Justice Clarence Thomas, by contrast, is always eager to share his opinion. His separate opinion is remarkably broad: It suggests that states should be able to ban—and indeed should ban—not only abortion but birth control as well.

The reason, Thomas argues, is that both birth control and abortion were embraced in the early 20th century by the eugenics movement. The most extreme form of this movement believed that government policy should be aimed at ensuring that the fittest human stock reproduced itself, while the unfit—those with congenital medical conditions, or the unintelligent, “feeble-minded,” and insane—should be put on the road to extinction by birth control, abortion, or sterilization. Some parts of the movement were solidly racist, and indeed provided inspiration for the genocidal ideology of National Socialism in Germany.

Margaret Sanger, a pioneer of birth control and a founder of Planned Parenthood, was, Thomas argued, not only a eugenicist, but a racist who aimed at limiting or even eliminating the African American population. The claim stems in part from a 1939 letter in which Sanger wrote that birth-control advocates should reach out to black ministers to explain the goals of the movement: “We do not want word to go out that we want to exterminate the Negro population, and the minister is the man who can straighten out that idea if it ever occurs to any of their more rebellious members.”

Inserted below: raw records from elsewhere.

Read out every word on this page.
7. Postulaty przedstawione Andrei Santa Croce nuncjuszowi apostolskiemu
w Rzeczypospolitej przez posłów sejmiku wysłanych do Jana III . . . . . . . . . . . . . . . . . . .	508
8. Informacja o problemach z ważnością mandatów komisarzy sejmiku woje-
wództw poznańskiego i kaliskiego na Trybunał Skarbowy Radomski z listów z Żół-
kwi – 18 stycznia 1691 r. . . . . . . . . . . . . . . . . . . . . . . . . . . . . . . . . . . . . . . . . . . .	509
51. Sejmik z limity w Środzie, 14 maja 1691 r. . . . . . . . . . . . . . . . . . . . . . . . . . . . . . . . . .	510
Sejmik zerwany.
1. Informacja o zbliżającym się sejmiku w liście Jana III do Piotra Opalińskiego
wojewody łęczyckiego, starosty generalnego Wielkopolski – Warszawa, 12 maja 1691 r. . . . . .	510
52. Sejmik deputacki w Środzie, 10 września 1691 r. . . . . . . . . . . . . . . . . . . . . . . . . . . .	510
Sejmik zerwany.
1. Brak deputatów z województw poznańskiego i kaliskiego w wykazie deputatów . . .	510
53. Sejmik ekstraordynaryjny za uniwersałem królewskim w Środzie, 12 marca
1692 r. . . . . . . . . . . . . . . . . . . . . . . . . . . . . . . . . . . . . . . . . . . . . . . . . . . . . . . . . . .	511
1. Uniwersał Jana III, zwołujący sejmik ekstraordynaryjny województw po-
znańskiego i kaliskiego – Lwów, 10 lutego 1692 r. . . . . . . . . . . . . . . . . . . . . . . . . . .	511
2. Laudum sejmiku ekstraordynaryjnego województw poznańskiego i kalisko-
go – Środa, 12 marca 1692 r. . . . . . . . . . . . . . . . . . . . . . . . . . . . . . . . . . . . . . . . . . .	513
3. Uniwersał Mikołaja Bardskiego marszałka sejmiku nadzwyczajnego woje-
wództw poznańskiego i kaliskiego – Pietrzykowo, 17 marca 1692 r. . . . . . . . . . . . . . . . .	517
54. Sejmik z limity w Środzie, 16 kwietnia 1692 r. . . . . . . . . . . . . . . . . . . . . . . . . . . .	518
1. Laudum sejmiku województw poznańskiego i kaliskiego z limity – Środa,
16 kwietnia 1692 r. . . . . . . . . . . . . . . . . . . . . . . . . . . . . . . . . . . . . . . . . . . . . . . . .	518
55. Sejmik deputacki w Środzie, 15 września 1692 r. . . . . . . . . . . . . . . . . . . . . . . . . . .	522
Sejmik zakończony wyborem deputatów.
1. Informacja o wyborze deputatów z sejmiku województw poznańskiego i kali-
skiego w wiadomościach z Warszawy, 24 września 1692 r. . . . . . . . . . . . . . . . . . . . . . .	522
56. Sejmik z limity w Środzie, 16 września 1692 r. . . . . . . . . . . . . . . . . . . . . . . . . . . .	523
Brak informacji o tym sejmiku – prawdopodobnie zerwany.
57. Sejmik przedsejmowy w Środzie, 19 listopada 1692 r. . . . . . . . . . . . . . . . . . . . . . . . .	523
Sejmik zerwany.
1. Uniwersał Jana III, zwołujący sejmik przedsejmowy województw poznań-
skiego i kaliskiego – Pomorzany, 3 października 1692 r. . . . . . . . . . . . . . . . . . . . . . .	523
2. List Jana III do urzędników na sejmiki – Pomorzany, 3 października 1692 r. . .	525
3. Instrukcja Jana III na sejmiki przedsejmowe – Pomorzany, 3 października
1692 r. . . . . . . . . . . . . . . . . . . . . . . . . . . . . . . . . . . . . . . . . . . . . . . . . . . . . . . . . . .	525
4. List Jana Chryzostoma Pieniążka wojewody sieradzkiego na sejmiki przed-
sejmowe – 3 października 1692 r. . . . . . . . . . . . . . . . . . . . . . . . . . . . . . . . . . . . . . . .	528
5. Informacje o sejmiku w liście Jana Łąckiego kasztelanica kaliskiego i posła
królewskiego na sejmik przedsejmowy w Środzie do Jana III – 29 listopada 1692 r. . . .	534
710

Sanger’s words, in context, seem to me pretty clearly to indicate that she was afraid that black Americans would wrongly come to believe that birth control was a white plot. Nonetheless, the pro-genocide reading has already been embraced by Secretary of Housing and Urban Development Ben Carson and the former presidential candidate Herman Cain. With Thomas’s embrace, it has now achieved a trifecta among the far-right wing of African American conservatism.

Citing Sanger in the abortion context is odd, however: Sanger was, in fact, never in favor of legal abortion; even Thomas admits, more or less under his breath, that she vocally opposed “the horrors of abortion and infanticide.” Thus, though Thomas does not say so, the genocide-related arguments he is making must apply with at least equal force to birth control itself. Thomas seems to be hinting that, once abortion is outlawed, the movement will have another objective—ending birth control as well.

Remarkably, in the 20 pages of Thomas’s opinion, not one word or phrase ever describes the choice of abortion as a decision made by a woman for reasons of her own. “There are,” he reports, “areas of New York city in which black children are more likely to be aborted than they are to be born alive—and up to eight times more likely to be aborted than white children in the same area. Whatever the reason for these disparities, they suggest that, insofar as abortion is viewed as a method of ‘family planning,’ black people do indeed ‘tak[e] the brunt of the ‘planning.’” If black women are choosing to abort, in other words, they could not be making this most personal of decisions independently; sinister unseen forces must be imposing it on them.

If there is any comfort in this decision for advocates of reproductive rights, it is that not even Thomas’s ideological soul mate, Justice Neil Gorsuch, was willing to join such a flamboyant opinion. That’s not much, but it’s all I can see. Overall, the Court is playing its abortion cards very close to the vest. If it is going to continue to be a watchdog of abortion rights, it seems likely to be a very quiet one indeed.